Il passait son CAP dans un CP.
Il se promenait entre les rangs en fumant et professant à la cantonade comme à la fac. Les enfants, ébahis par ce comportement et surtout totalement largués, incapables de comprendre ce qu’il racontait, étaient, pour certains, au bord du fou rire. Un fou rire qu’ils ne purent réfréner. Ils le regardaient déambuler plus qu’ils ne l’écoutaient.
On aurait dit un sketch, une parodie de l’enseignement.
Au moment de l’entretien, après l’épreuve pratique, il s’assit à côté de l’inspectrice, sortit son paquet de gitanes et lui tendit une cigarette légèrement tirée du paquet comme s’il s’adressait à une copine. Totalement décontracté en apparence, il se donnait une contenance. A aucun moment, il ne se rendit compte qu’il filait droit à l’échec, il était, comme on dit trivialement, « à côté de ses pompes ». L’homme sortait de longues études de fac et avait fait illusion à l’écrit, d’où sa présence ici. Le cas n’est caricatural que dans l’originalité de ce comportement. J’étais membre du jury aux examens j’en ai vu des cas semblables… A tel point que j’ai demandé qu’on me raye de la liste des jurés, j’étais désolé de ne compter que des échecs à chacune de mes présences. Je devais être l’oiseau de mauvais augure, il valait mieux stopper le massacre. Je plaisante à peine. Je souffrais parfois, de constater tant d’inconscience et de manque de lucidité.

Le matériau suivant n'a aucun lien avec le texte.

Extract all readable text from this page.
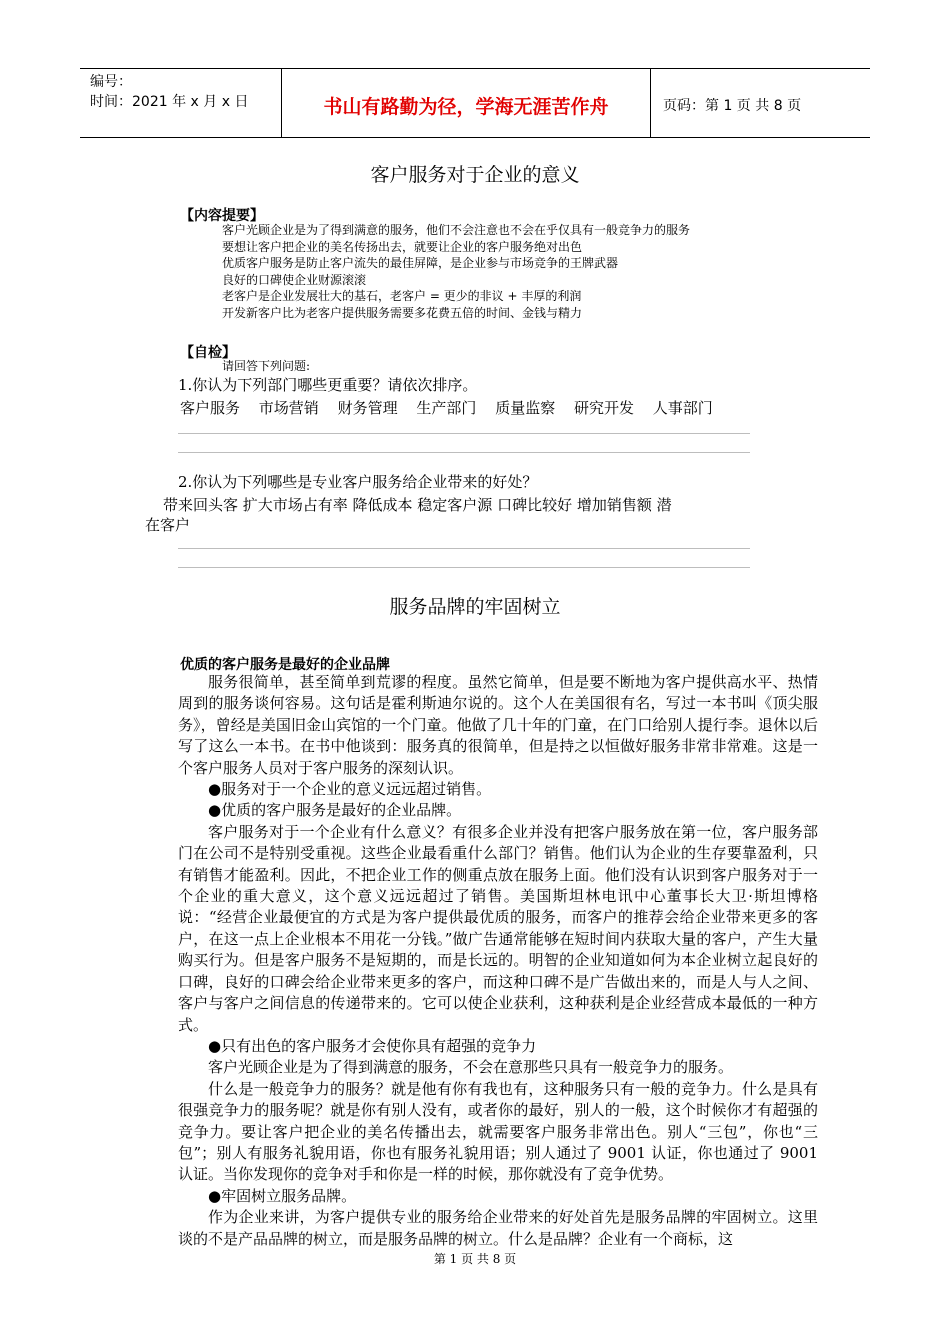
编号：
时间：2021 年 x 月 x 日	书山有路勤为径，学海无涯苦作舟	页码：第 1 页 共 8 页
客户服务对于企业的意义
【内容提要】
客户光顾企业是为了得到满意的服务，他们不会注意也不会在乎仅具有一般竞争力的服务
要想让客户把企业的美名传扬出去，就要让企业的客户服务绝对出色
优质客户服务是防止客户流失的最佳屏障，是企业参与市场竞争的王牌武器
良好的口碑使企业财源滚滚
老客户是企业发展壮大的基石，老客户 = 更少的非议 + 丰厚的利润
开发新客户比为老客户提供服务需要多花费五倍的时间、金钱与精力
【自检】
请回答下列问题:
1.你认为下列部门哪些更重要？请依次排序。
客户服务 市场营销 财务管理 生产部门 质量监察 研究开发 人事部门
2.你认为下列哪些是专业客户服务给企业带来的好处？
带来回头客 扩大市场占有率 降低成本 稳定客户源 口碑比较好 增加销售额 潜
在客户
服务品牌的牢固树立
优质的客户服务是最好的企业品牌

服务很简单，甚至简单到荒谬的程度。虽然它简单，但是要不断地为客户提供高水平、热情周到的服务谈何容易。这句话是霍利斯迪尔说的。这个人在美国很有名，写过一本书叫《顶尖服务》，曾经是美国旧金山宾馆的一个门童。他做了几十年的门童，在门口给别人提行李。退休以后写了这么一本书。在书中他谈到：服务真的很简单，但是持之以恒做好服务非常非常难。这是一个客户服务人员对于客户服务的深刻认识。

●服务对于一个企业的意义远远超过销售。

●优质的客户服务是最好的企业品牌。

客户服务对于一个企业有什么意义？有很多企业并没有把客户服务放在第一位，客户服务部门在公司不是特别受重视。这些企业最看重什么部门？销售。他们认为企业的生存要靠盈利，只有销售才能盈利。因此，不把企业工作的侧重点放在服务上面。他们没有认识到客户服务对于一个企业的重大意义，这个意义远远超过了销售。美国斯坦林电讯中心董事长大卫·斯坦博格说：“经营企业最便宜的方式是为客户提供最优质的服务，而客户的推荐会给企业带来更多的客户，在这一点上企业根本不用花一分钱。”做广告通常能够在短时间内获取大量的客户，产生大量购买行为。但是客户服务不是短期的，而是长远的。明智的企业知道如何为本企业树立起良好的口碑，良好的口碑会给企业带来更多的客户，而这种口碑不是广告做出来的，而是人与人之间、客户与客户之间信息的传递带来的。它可以使企业获利，这种获利是企业经营成本最低的一种方式。

●只有出色的客户服务才会使你具有超强的竞争力

客户光顾企业是为了得到满意的服务，不会在意那些只具有一般竞争力的服务。

什么是一般竞争力的服务？就是他有你有我也有，这种服务只有一般的竞争力。什么是具有很强竞争力的服务呢？就是你有别人没有，或者你的最好，别人的一般，这个时候你才有超强的竞争力。要让客户把企业的美名传播出去，就需要客户服务非常出色。别人“三包”，你也“三包”；别人有服务礼貌用语，你也有服务礼貌用语；别人通过了 9001 认证，你也通过了 9001 认证。当你发现你的竞争对手和你是一样的时候，那你就没有了竞争优势。

●牢固树立服务品牌。

作为企业来讲，为客户提供专业的服务给企业带来的好处首先是服务品牌的牢固树立。这里谈的不是产品品牌的树立，而是服务品牌的树立。什么是品牌？企业有一个商标，这

第 1 页 共 8 页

Bon, bref ! A mes débuts, je fus bombardé professeur de sciences naturelles dans un grand collège de la région parisienne, il y avait 1100 élèves exactement. J’avais été recruté sur dossier et par bonheur pour moi, je rêvais d’être prof de sciences. Ce fut un régal, j’en ai gardé un souvenir inoubliable.
Avec cette matière principale, je devais assurer quatre heures hebdomadaires de cours de musique. J’ai failli avaler mon pipeau.
Moi, pro de musique, vous rigolez !
Il a fallu que je m’y fasse et j’ai fait mon possible quitte à passer à côté de la discipline.
J’ai bien ri en m’observant à l’œuvre musicale, le piano s’en souvient encore !

Totalement perdu dans l’univers des concerts, incapable de réaliser la tarte à la crème du solfège, je m’étais lancé dans l’historique du piano et du clavecin. Un instrument à cordes frappées, l’autre à cordes pincées, issus du tympanon et de l’épinette. Cela n’avait rien de musical, c’était de l’histoire pure et simple, l’histoire d’instruments qui se ressemblent et sont pourtant différents.
Je meublais.
Sur ma lancée, en bon prof objectif, de connaissance et de découverte, j’ai entrepris de démonter le piano pour montrer les marteaux, les cordes, les étouffoirs, la caisse de résonnance et tout et tout, hélas je n’avais pas de clavecin pour faire durer mon cinéma.
Pour rester dans le bain musical, je passais des disques classiques en fond et je vous assure que la neuvième symphonie de Beethoven n’avait plus aucun secret pour personne. C’était une imprégnation subliminale de la musique classique.
Il m’est même arrivé de me mettre au piano faisant mine de me lancer dans un concerto pour doigts incompétents et je vous assure qu’on s’est bien amusé. Les enfants éblouis par ma prestation, m’applaudissaient à tout rompre et bissaient m’invitant à jouer un autre morceau profane.
Je reste persuadé que si ne les ai branchés sur l’art musical, j’ai dû les diriger vers l’humour, le comique et j’espère vers les sketches.
Il fallait avoir de l’aplomb, une belle assurance pour s’embarquer ainsi.
J’en ai gardé un souvenir impérissable aussi !
On m’avait envoyé dans une galère, j’ai fait le clown.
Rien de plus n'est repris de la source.